Ebediyete uykusuzluğu,
nefes sesine eşit şekilde hafiftir uykusu,
nefesini başka birisi soluyacak kuruntusu,
yok ediyor Oğuz’u

Zerre-zerre, bir nevi bin nebze.
Ben Aşk’ın her halini bilirim, Aşıklığın da,
Aşk’lığından eser yok yine, rahat uyursun elbette,
kulaklarının duyamayacağı boyutta Aşığının sesi de.
Sen bir gel de, uyku nedir öğreneyim,
yatağıma huzurla girip, gülümseyeyim,
ne yayvan bir gönlün, içinde tüm meyvelerin tatları,
tattıkça haramları, kusacaksın o tatları.

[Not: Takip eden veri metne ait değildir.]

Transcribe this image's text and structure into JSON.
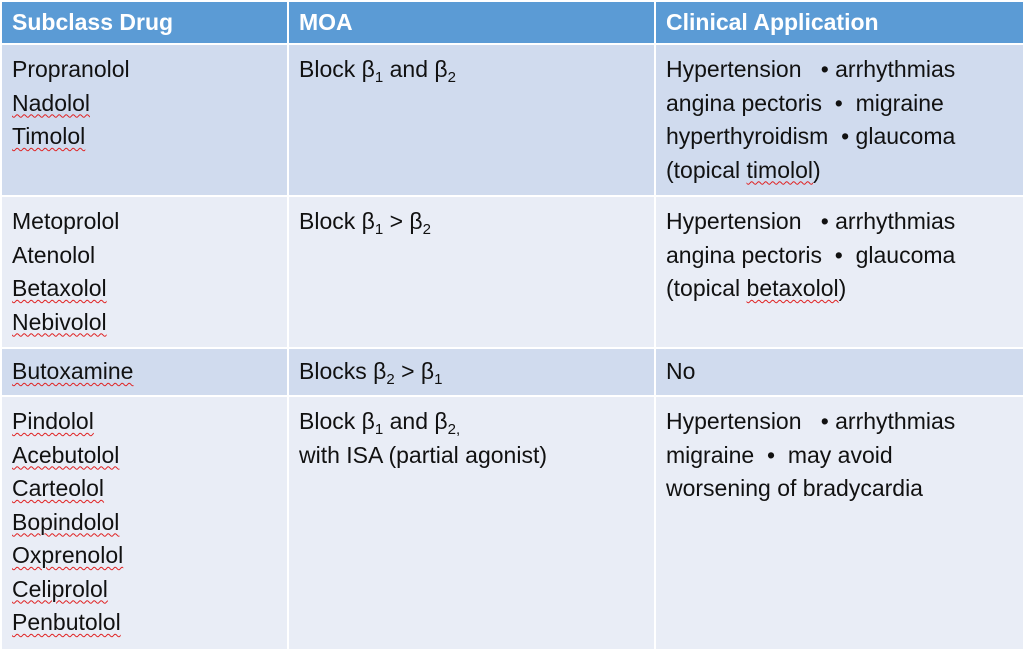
{
  "headers": [
    "Subclass Drug",
    "MOA",
    "Clinical Application"
  ],
  "rows": [
    {
      "drugs": [
        {
          "name": "Propranolol",
          "flagged": false
        },
        {
          "name": "Nadolol",
          "flagged": true
        },
        {
          "name": "Timolol",
          "flagged": true
        }
      ],
      "moa": [
        {
          "pre": "Block β",
          "s1": "1",
          "mid": " and β",
          "s2": "2",
          "post": ""
        }
      ],
      "clinical": [
        "Hypertension   • arrhythmias",
        "angina pectoris  •  migraine",
        "hyperthyroidism  • glaucoma",
        "(topical timolol)"
      ]
    },
    {
      "drugs": [
        {
          "name": "Metoprolol",
          "flagged": false
        },
        {
          "name": "Atenolol",
          "flagged": false
        },
        {
          "name": "Betaxolol",
          "flagged": true
        },
        {
          "name": "Nebivolol",
          "flagged": true
        }
      ],
      "moa": [
        {
          "pre": "Block β",
          "s1": "1",
          "mid": " > β",
          "s2": "2",
          "post": ""
        }
      ],
      "clinical": [
        "Hypertension   • arrhythmias",
        "angina pectoris  •  glaucoma",
        "(topical betaxolol)"
      ]
    },
    {
      "drugs": [
        {
          "name": "Butoxamine",
          "flagged": true
        }
      ],
      "moa": [
        {
          "pre": "Blocks β",
          "s1": "2",
          "mid": " > β",
          "s2": "1",
          "post": ""
        }
      ],
      "clinical": [
        "No"
      ]
    },
    {
      "drugs": [
        {
          "name": "Pindolol",
          "flagged": true
        },
        {
          "name": "Acebutolol",
          "flagged": true
        },
        {
          "name": "Carteolol",
          "flagged": true
        },
        {
          "name": "Bopindolol",
          "flagged": true
        },
        {
          "name": "Oxprenolol",
          "flagged": true
        },
        {
          "name": "Celiprolol",
          "flagged": true
        },
        {
          "name": "Penbutolol",
          "flagged": true
        }
      ],
      "moa": [
        {
          "pre": "Block β",
          "s1": "1",
          "mid": " and β",
          "s2": "2,",
          "post": ""
        },
        {
          "pre": "with ISA (partial agonist)",
          "s1": "",
          "mid": "",
          "s2": "",
          "post": ""
        }
      ],
      "clinical": [
        "Hypertension   • arrhythmias",
        "migraine  •  may avoid",
        "worsening of bradycardia"
      ]
    }
  ],
  "colors": {
    "header_bg": "#5b9bd5",
    "row_odd_bg": "#d0dbee",
    "row_even_bg": "#e9edf6",
    "spellcheck_underline": "#e02020"
  }
}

Öğüt vermek değil de işim, birlikte gitsek ebediyete,
bir dönüm de olsa arazisi, uzanırız çimlerine, yeter bize,
yangın yok, ateş yok, doyasıya Sen ve ben.
Ne de aptalım ben…
Unutmakla unutmamak arasında kararsızım,
İnsan bilinçli unutamazken, Aşık nasıl unutur?
Aşk, nasıl uyutur? Aşık nasıl uyur?
Çocukluğumun tam zıttı bu yüzden,
uyanık kaldıkça büyür içimde Aşk’ın.

Bu dert başımdan aşkın, Aşk’ın başımın yarası,
bilmiyorum çıkarını, ölmüyorum Sen’sizlikten,
biliyorum bitecek Sen’sizlik, gelsen de gelmesen de.
Gülümseyecek gözlerim yine.
İşi deliliğe vurmaktan vaz geçeceğim.